He T C, Zhou S, da Costa L T, Yu J, Kinzler K W, Vogelstein B
The Howard Hughes Medical Institute, 424 North Bond Street, Baltimore, MD 21231, USA.
Proc Natl Acad Sci U S A. 1998 Mar 3;95(5):2509-14. doi: 10.1073/pnas.95.5.2509.

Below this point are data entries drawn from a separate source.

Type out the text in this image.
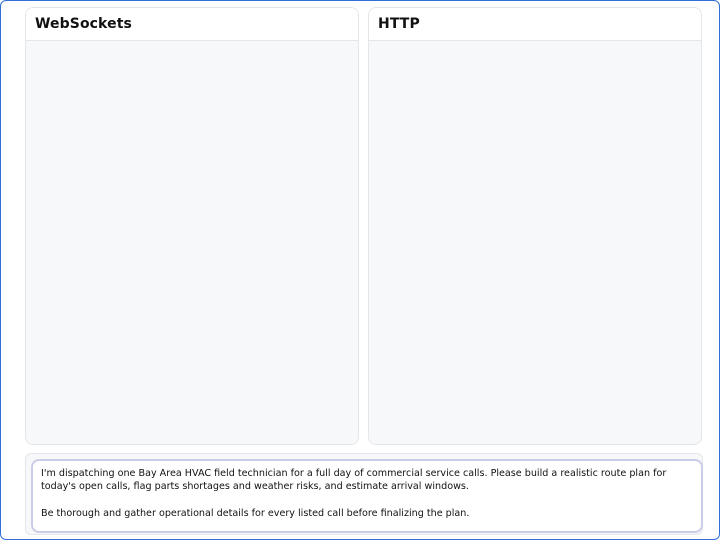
WebSockets	HTTP

I'm dispatching one Bay Area HVAC field technician for a full day of commercial service calls. Please build a realistic route plan for today's open calls, flag parts shortages and weather risks, and estimate arrival windows.

Be thorough and gather operational details for every listed call before finalizing the plan.
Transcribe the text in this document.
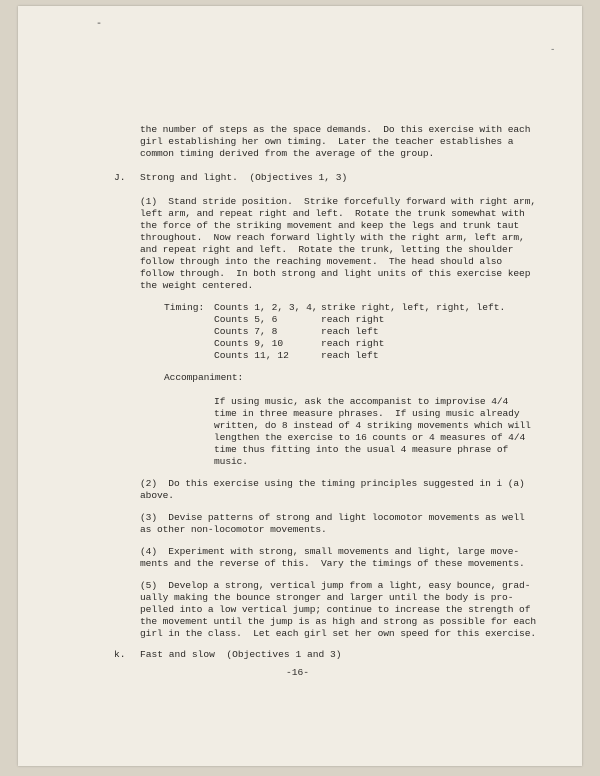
-
-
the number of steps as the space demands.  Do this exercise with each
girl establishing her own timing.  Later the teacher establishes a
common timing derived from the average of the group.
J. Strong and light.  (Objectives 1, 3)
(1)  Stand stride position.  Strike forcefully forward with right arm,
left arm, and repeat right and left.  Rotate the trunk somewhat with
the force of the striking movement and keep the legs and trunk taut
throughout.  Now reach forward lightly with the right arm, left arm,
and repeat right and left.  Rotate the trunk, letting the shoulder
follow through into the reaching movement.  The head should also
follow through.  In both strong and light units of this exercise keep
the weight centered.
Timing: Counts 1, 2, 3, 4, strike right, left, right, left.
Counts 5, 6	reach right
Counts 7, 8	reach left
Counts 9, 10	reach right
Counts 11, 12	reach left
Accompaniment:
If using music, ask the accompanist to improvise 4/4
time in three measure phrases.  If using music already
written, do 8 instead of 4 striking movements which will
lengthen the exercise to 16 counts or 4 measures of 4/4
time thus fitting into the usual 4 measure phrase of
music.
(2)  Do this exercise using the timing principles suggested in i (a)
above.
(3)  Devise patterns of strong and light locomotor movements as well
as other non-locomotor movements.
(4)  Experiment with strong, small movements and light, large move-
ments and the reverse of this.  Vary the timings of these movements.
(5)  Develop a strong, vertical jump from a light, easy bounce, grad-
ually making the bounce stronger and larger until the body is pro-
pelled into a low vertical jump; continue to increase the strength of
the movement until the jump is as high and strong as possible for each
girl in the class.  Let each girl set her own speed for this exercise.
k. Fast and slow  (Objectives 1 and 3)
-16-
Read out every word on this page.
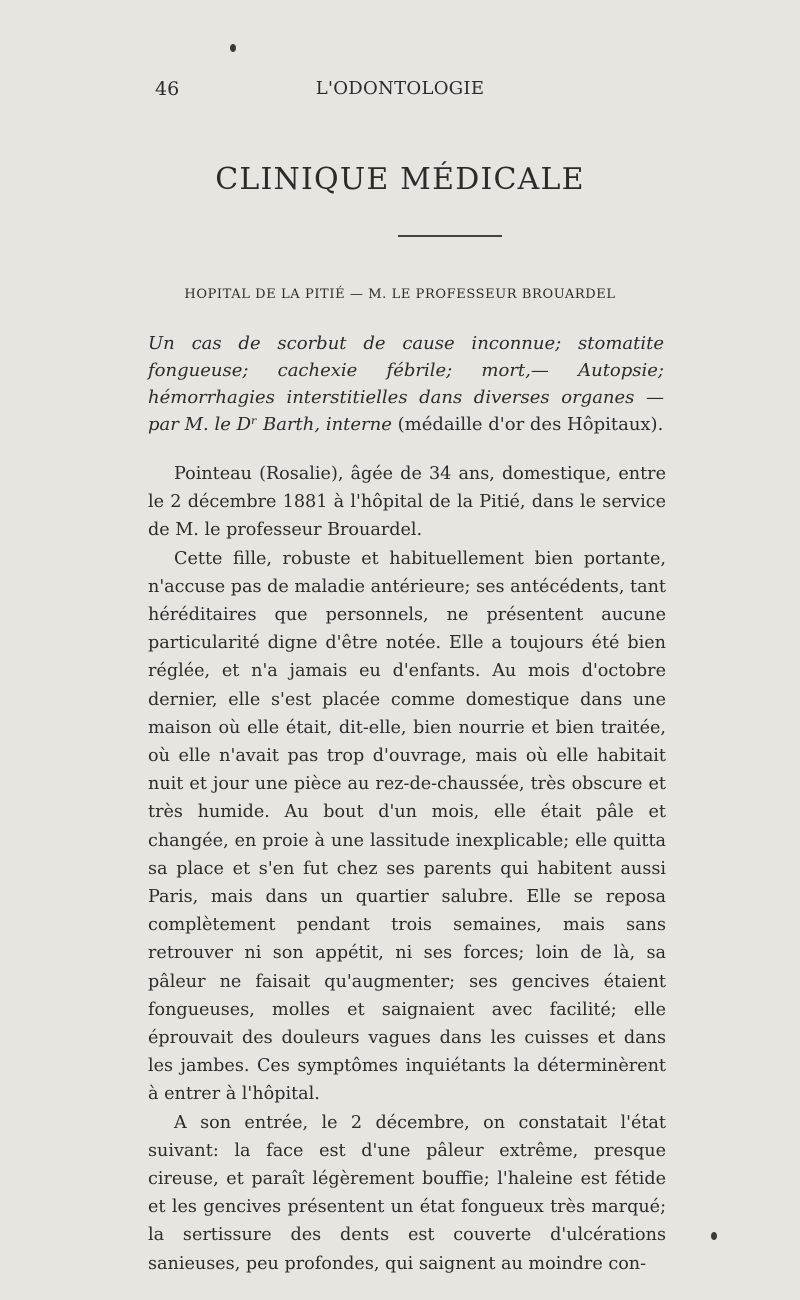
46	L'ODONTOLOGIE
CLINIQUE MÉDICALE
HOPITAL DE LA PITIÉ — M. LE PROFESSEUR BROUARDEL

Un cas de scorbut de cause inconnue; stomatite fongueuse; cachexie fébrile; mort,— Autopsie; hémorrhagies interstitielles dans diverses organes —par M. le Dʳ Barth, interne (médaille d'or des Hôpitaux).

Pointeau (Rosalie), âgée de 34 ans, domestique, entre le 2 décembre 1881 à l'hôpital de la Pitié, dans le service de M. le professeur Brouardel.

Cette fille, robuste et habituellement bien portante, n'accuse pas de maladie antérieure; ses antécédents, tant héréditaires que personnels, ne présentent aucune particularité digne d'être notée. Elle a toujours été bien réglée, et n'a jamais eu d'enfants. Au mois d'octobre dernier, elle s'est placée comme domestique dans une maison où elle était, dit-elle, bien nourrie et bien traitée, où elle n'avait pas trop d'ouvrage, mais où elle habitait nuit et jour une pièce au rez-de-chaussée, très obscure et très humide. Au bout d'un mois, elle était pâle et changée, en proie à une lassitude inexplicable; elle quitta sa place et s'en fut chez ses parents qui habitent aussi Paris, mais dans un quartier salubre. Elle se reposa complètement pendant trois semaines, mais sans retrouver ni son appétit, ni ses forces; loin de là, sa pâleur ne faisait qu'augmenter; ses gencives étaient fongueuses, molles et saignaient avec facilité; elle éprouvait des douleurs vagues dans les cuisses et dans les jambes. Ces symptômes inquiétants la déterminèrent à entrer à l'hôpital.

A son entrée, le 2 décembre, on constatait l'état suivant: la face est d'une pâleur extrême, presque cireuse, et paraît légèrement bouffie; l'haleine est fétide et les gencives présentent un état fongueux très marqué; la sertissure des dents est couverte d'ulcérations sanieuses, peu profondes, qui saignent au moindre con-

Recombinant adenoviruses provide a versatile system for gene expression studies and therapeutic applications. We report herein a strategy that simplifies the generation and production of such viruses. A recombinant adenoviral plasmid is generated with a minimum of enzymatic manipulations, using homologous recombination in bacteria rather than in eukaryotic cells. After transfections of such plasmids into a mammalian packaging cell line, viral production is conveniently followed with the aid of green fluorescent protein, encoded by a gene incorporated into the viral backbone. Homogeneous viruses can be obtained from this procedure without plaque purification. This system should expedite the process of generating and testing recombinant adenoviruses for a variety of purposes.
重组腺病毒为基因表达研究和治疗应用提供了一个多功能系统。我们在此报道一种简化此类病毒产生和生产的策略。使用细菌中的同源重组而非真核细胞中的同源重组,通过最少的酶促操作产生重组腺病毒质粒。将此类质粒转染到哺乳动物包装细胞系后,借助由整合到病毒骨架中的基因编码的绿色荧光蛋白,可方便地跟踪病毒生产情况。无需空斑纯化即可从此过程中获得均匀的病毒。该系统应能加快为各种目的产生和测试重组腺病毒的过程。